Pourquoi NVMe-oF est important : faible latence, évolutivité et efficacité
La latence a toujours été le talon d’Achille du stockage réseau. Avec les disques mécaniques, quelques millisecondes de retard n’avaient pas vraiment d’impact, car le média physique était lui-même lent. Mais avec l’arrivée du flash et des SSD, le goulot d’étranglement s’est déplacé du périphérique vers la pile protocolaire et le réseau. Même avec des SSD NVMe en attachement local, les applications peuvent réaliser des opérations d’E/S en quelques dizaines de microsecondes. À l’inverse, les protocoles SAN traditionnels comme iSCSI ou FCP ajoutent souvent des centaines de microsecondes de surcharge logicielle et réseau. C’est précisément cet écart que NVMe-oF comble.
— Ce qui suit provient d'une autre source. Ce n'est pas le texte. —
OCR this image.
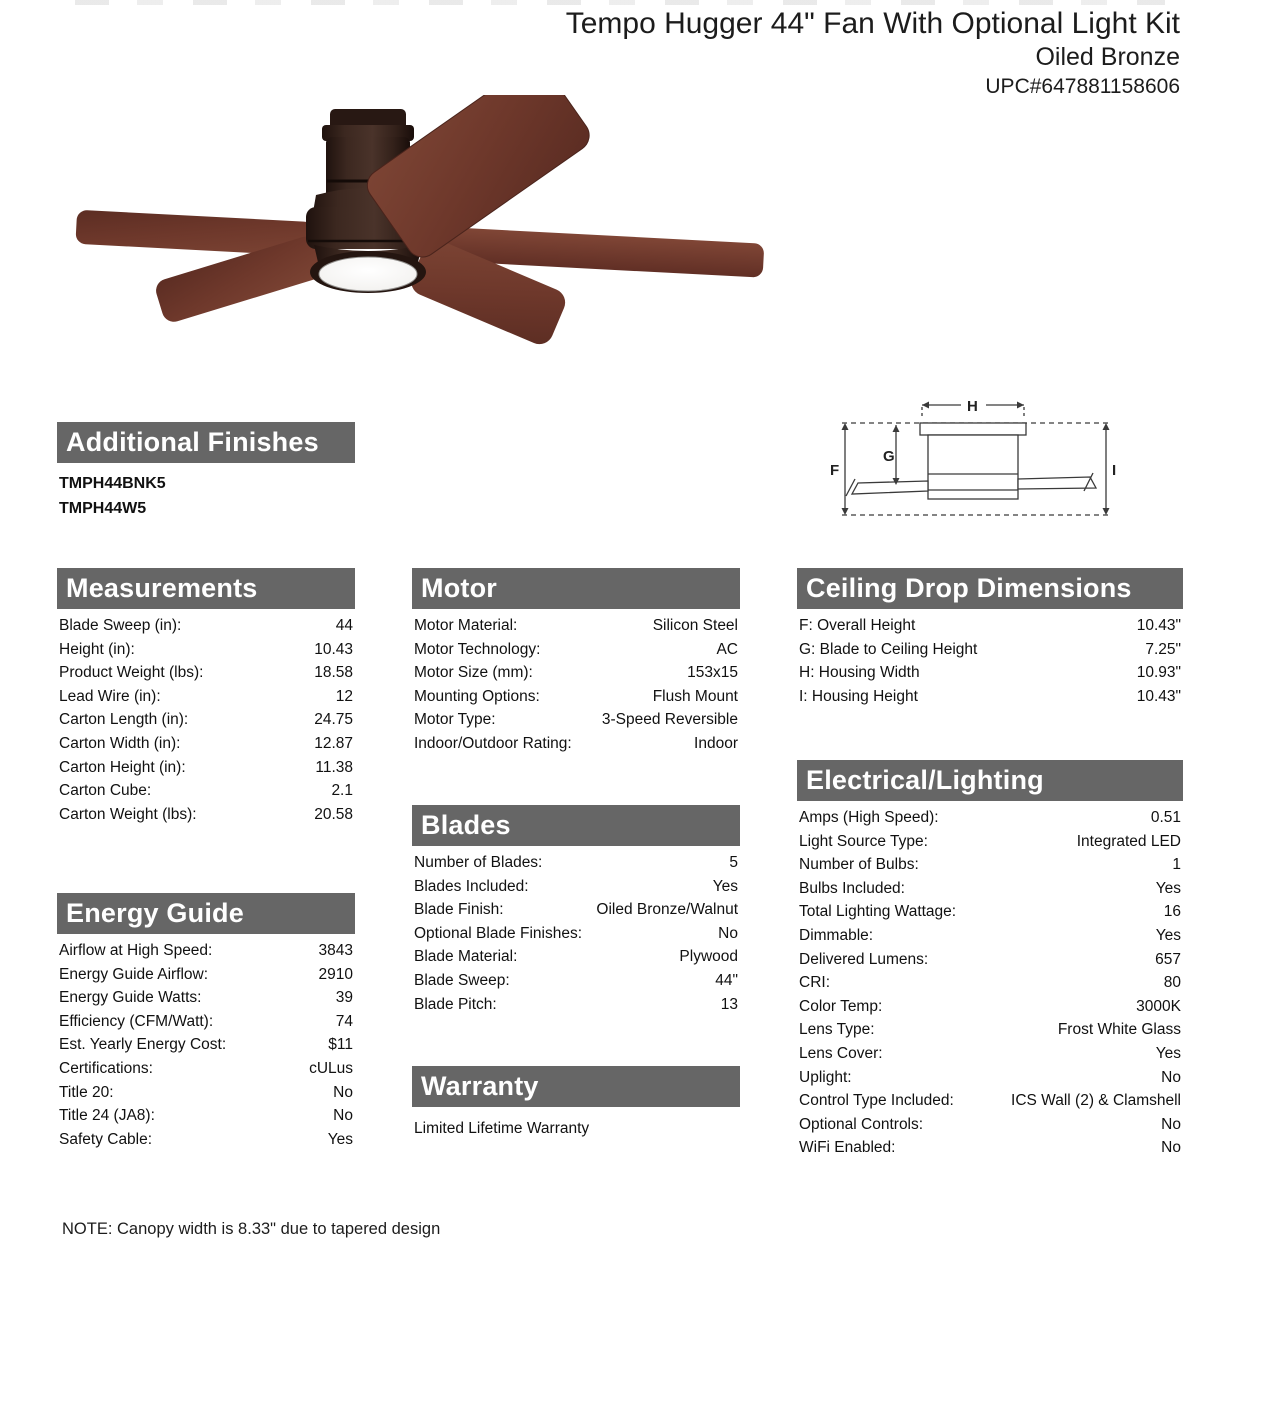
Tempo Hugger 44" Fan With Optional Light Kit
Oiled Bronze
UPC#647881158606
Additional Finishes
TMPH44BNK5
TMPH44W5
F
G
H
I
Measurements
Blade Sweep (in):	44
Height (in):	10.43
Product Weight (lbs):	18.58
Lead Wire (in):	12
Carton Length (in):	24.75
Carton Width (in):	12.87
Carton Height (in):	11.38
Carton Cube:	2.1
Carton Weight (lbs):	20.58
Energy Guide
Airflow at High Speed:	3843
Energy Guide Airflow:	2910
Energy Guide Watts:	39
Efficiency (CFM/Watt):	74
Est. Yearly Energy Cost:	$11
Certifications:	cULus
Title 20:	No
Title 24 (JA8):	No
Safety Cable:	Yes
Motor
Motor Material:	Silicon Steel
Motor Technology:	AC
Motor Size (mm):	153x15
Mounting Options:	Flush Mount
Motor Type:	3-Speed Reversible
Indoor/Outdoor Rating:	Indoor
Blades
Number of Blades:	5
Blades Included:	Yes
Blade Finish:	Oiled Bronze/Walnut
Optional Blade Finishes:	No
Blade Material:	Plywood
Blade Sweep:	44"
Blade Pitch:	13
Warranty
Limited Lifetime Warranty
Ceiling Drop Dimensions
F: Overall Height	10.43"
G: Blade to Ceiling Height	7.25"
H: Housing Width	10.93"
I: Housing Height	10.43"
Electrical/Lighting
Amps (High Speed):	0.51
Light Source Type:	Integrated LED
Number of Bulbs:	1
Bulbs Included:	Yes
Total Lighting Wattage:	16
Dimmable:	Yes
Delivered Lumens:	657
CRI:	80
Color Temp:	3000K
Lens Type:	Frost White Glass
Lens Cover:	Yes
Uplight:	No
Control Type Included:	ICS Wall (2) & Clamshell
Optional Controls:	No
WiFi Enabled:	No
NOTE: Canopy width is 8.33" due to tapered design
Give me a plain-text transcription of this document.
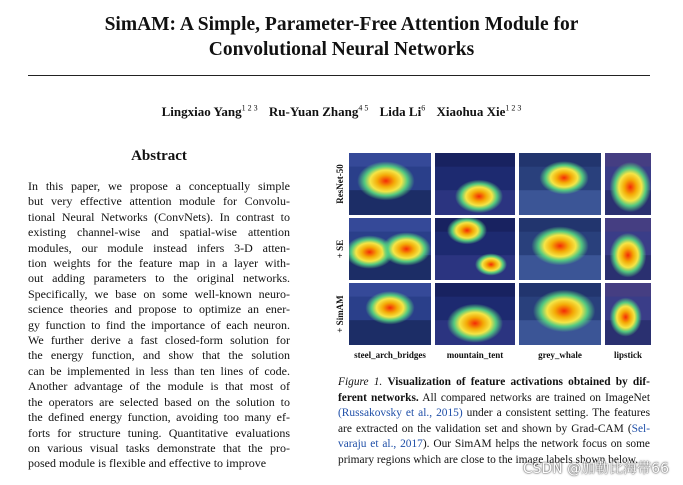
SimAM: A Simple, Parameter-Free Attention Module for
Convolutional Neural Networks
Lingxiao Yang$^{1 2 3}$ Ru-Yuan Zhang$^{4 5}$ Lida Li$^6$ Xiaohua Xie$^{1 2 3}$
Abstract
In this paper, we propose a conceptually simple
but very effective attention module for Convolu-
tional Neural Networks (ConvNets). In contrast to
existing channel-wise and spatial-wise attention
modules, our module instead infers 3-D atten-
tion weights for the feature map in a layer with-
out adding parameters to the original networks.
Specifically, we base on some well-known neuro-
science theories and propose to optimize an ener-
gy function to find the importance of each neuron.
We further derive a fast closed-form solution for
the energy function, and show that the solution
can be implemented in less than ten lines of code.
Another advantage of the module is that most of
the operators are selected based on the solution to
the defined energy function, avoiding too many ef-
forts for structure tuning. Quantitative evaluations
on various visual tasks demonstrate that the pro-
posed module is flexible and effective to improve
ResNet-50
+ SE
+ SimAM
steel_arch_bridges	mountain_tent	grey_whale	lipstick
Figure 1. Visualization of feature activations obtained by dif-
ferent networks. All compared networks are trained on ImageNet
(Russakovsky et al., 2015) under a consistent setting. The features
are extracted on the validation set and shown by Grad-CAM (Sel-
varaju et al., 2017). Our SimAM helps the network focus on some
primary regions which are close to the image labels shown below.
CSDN @加勒比海带66
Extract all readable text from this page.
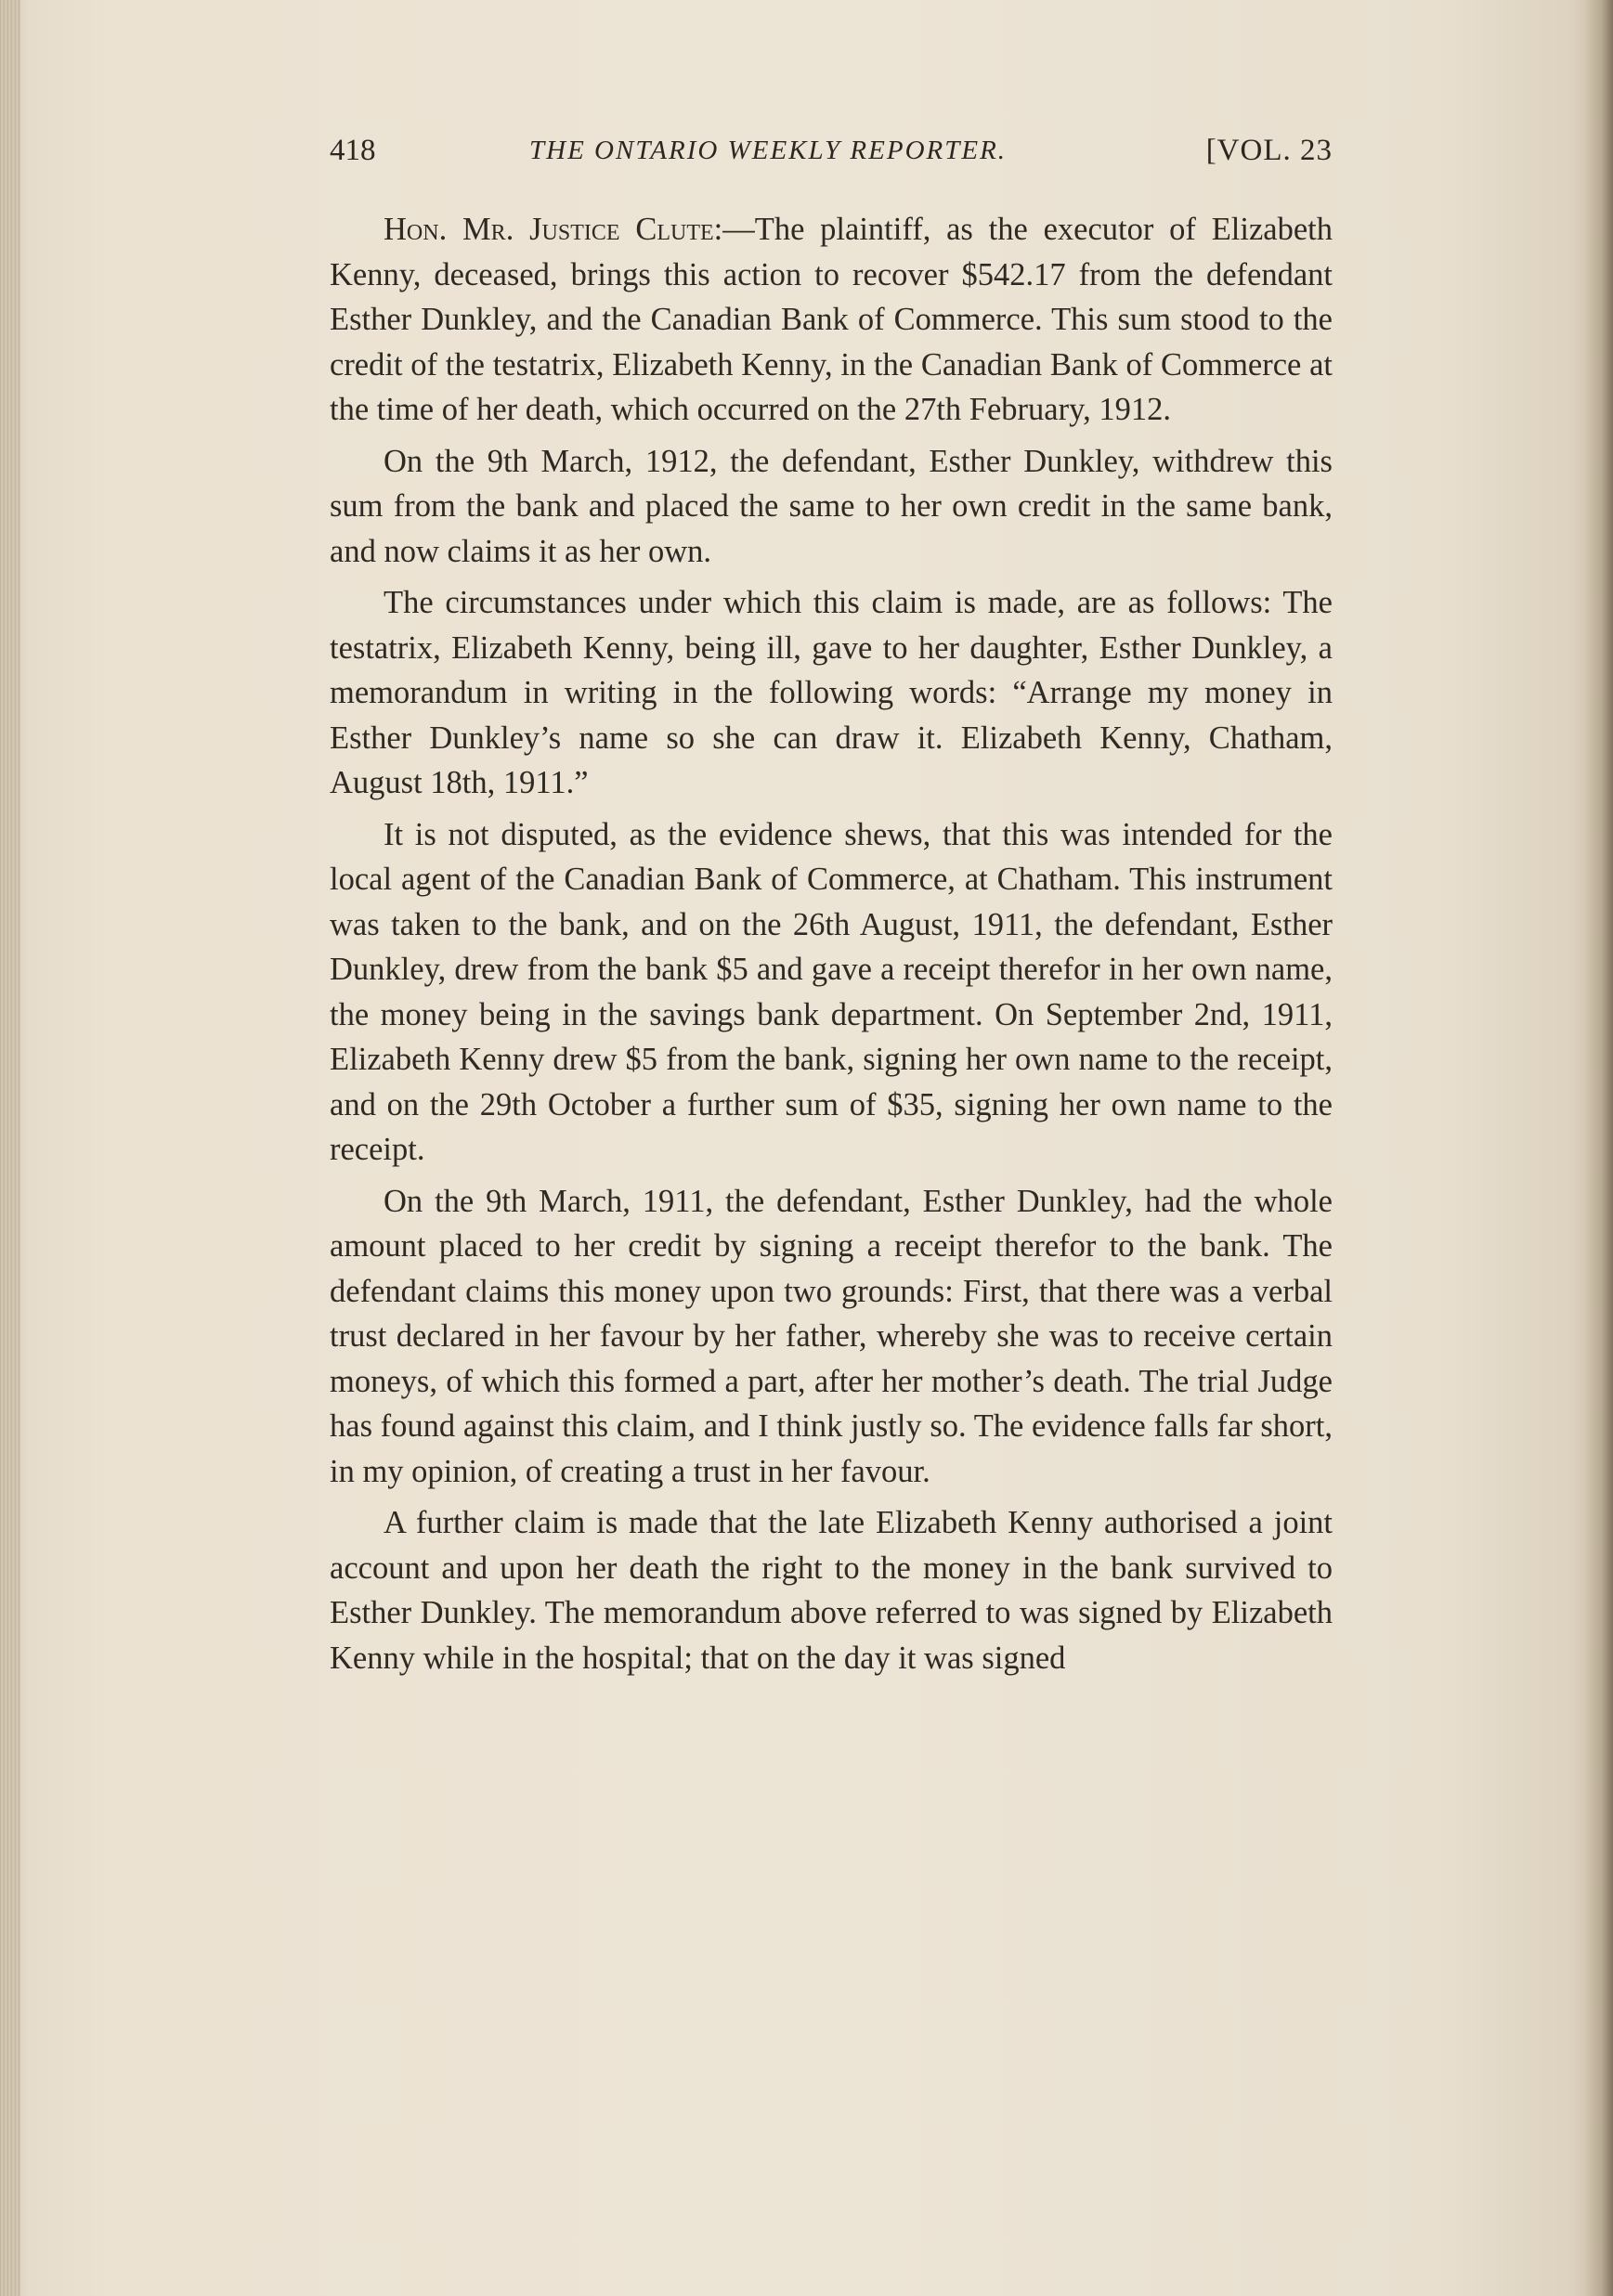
418	THE ONTARIO WEEKLY REPORTER.	[VOL. 23

Hon. Mr. Justice Clute:—The plaintiff, as the executor of Elizabeth Kenny, deceased, brings this action to recover $542.17 from the defendant Esther Dunkley, and the Canadian Bank of Commerce. This sum stood to the credit of the testatrix, Elizabeth Kenny, in the Canadian Bank of Commerce at the time of her death, which occurred on the 27th February, 1912.

On the 9th March, 1912, the defendant, Esther Dunkley, withdrew this sum from the bank and placed the same to her own credit in the same bank, and now claims it as her own.

The circumstances under which this claim is made, are as follows: The testatrix, Elizabeth Kenny, being ill, gave to her daughter, Esther Dunkley, a memorandum in writing in the following words: “Arrange my money in Esther Dunkley’s name so she can draw it. Elizabeth Kenny, Chatham, August 18th, 1911.”

It is not disputed, as the evidence shews, that this was intended for the local agent of the Canadian Bank of Commerce, at Chatham. This instrument was taken to the bank, and on the 26th August, 1911, the defendant, Esther Dunkley, drew from the bank $5 and gave a receipt therefor in her own name, the money being in the savings bank department. On September 2nd, 1911, Elizabeth Kenny drew $5 from the bank, signing her own name to the receipt, and on the 29th October a further sum of $35, signing her own name to the receipt.

On the 9th March, 1911, the defendant, Esther Dunkley, had the whole amount placed to her credit by signing a receipt therefor to the bank. The defendant claims this money upon two grounds: First, that there was a verbal trust declared in her favour by her father, whereby she was to receive certain moneys, of which this formed a part, after her mother’s death. The trial Judge has found against this claim, and I think justly so. The evidence falls far short, in my opinion, of creating a trust in her favour.

A further claim is made that the late Elizabeth Kenny authorised a joint account and upon her death the right to the money in the bank survived to Esther Dunkley. The memorandum above referred to was signed by Elizabeth Kenny while in the hospital; that on the day it was signed
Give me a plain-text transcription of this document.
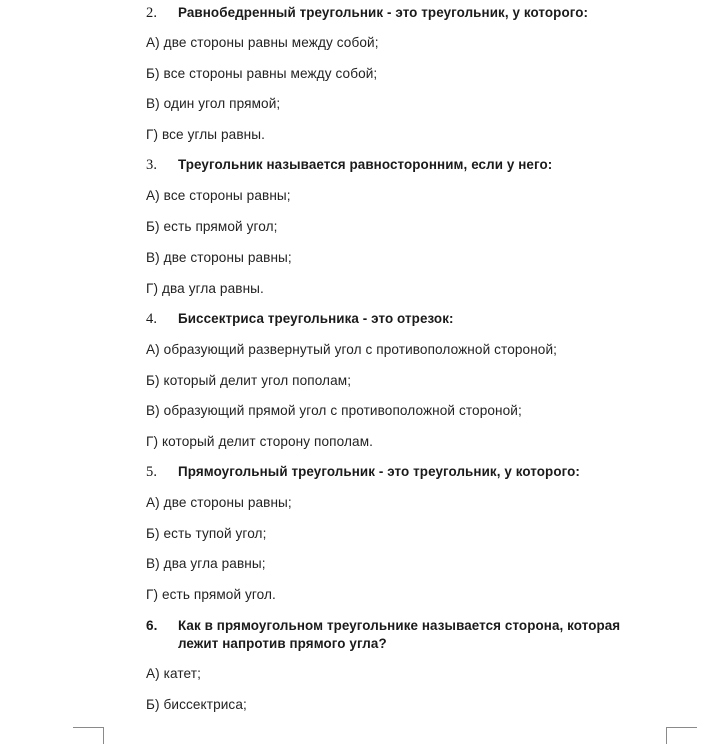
2. Равнобедренный треугольник - это треугольник, у которого:
А) две стороны равны между собой;
Б) все стороны равны между собой;
В) один угол прямой;
Г) все углы равны.
3. Треугольник называется равносторонним, если у него:
А) все стороны равны;
Б) есть прямой угол;
В) две стороны равны;
Г) два угла равны.
4. Биссектриса треугольника - это отрезок:
А) образующий развернутый угол с противоположной стороной;
Б) который делит угол пополам;
В) образующий прямой угол с противоположной стороной;
Г) который делит сторону пополам.
5. Прямоугольный треугольник - это треугольник, у которого:
А) две стороны равны;
Б) есть тупой угол;
В) два угла равны;
Г) есть прямой угол.
6. Как в прямоугольном треугольнике называется сторона, которая лежит напротив прямого угла?
А) катет;
Б) биссектриса;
Techniquement, NVMe-oF étend l’ensemble de commandes NVMe à travers un réseau avec un minimum de traduction. Il évite la couche d’émulation SCSI, source majeure de surcharge dans iSCSI ou Fibre Channel. À la place, NVMe-oF prend en charge les files de soumission et de complétion directement à travers les fabrics, permettant aux requêtes d’E/S de circuler entre l’application et le SSD avec très peu d’intermédiation. Le résultat : des latences de l’ordre de 20 à 30 microsecondes sur le réseau, proches de celles du NVMe local.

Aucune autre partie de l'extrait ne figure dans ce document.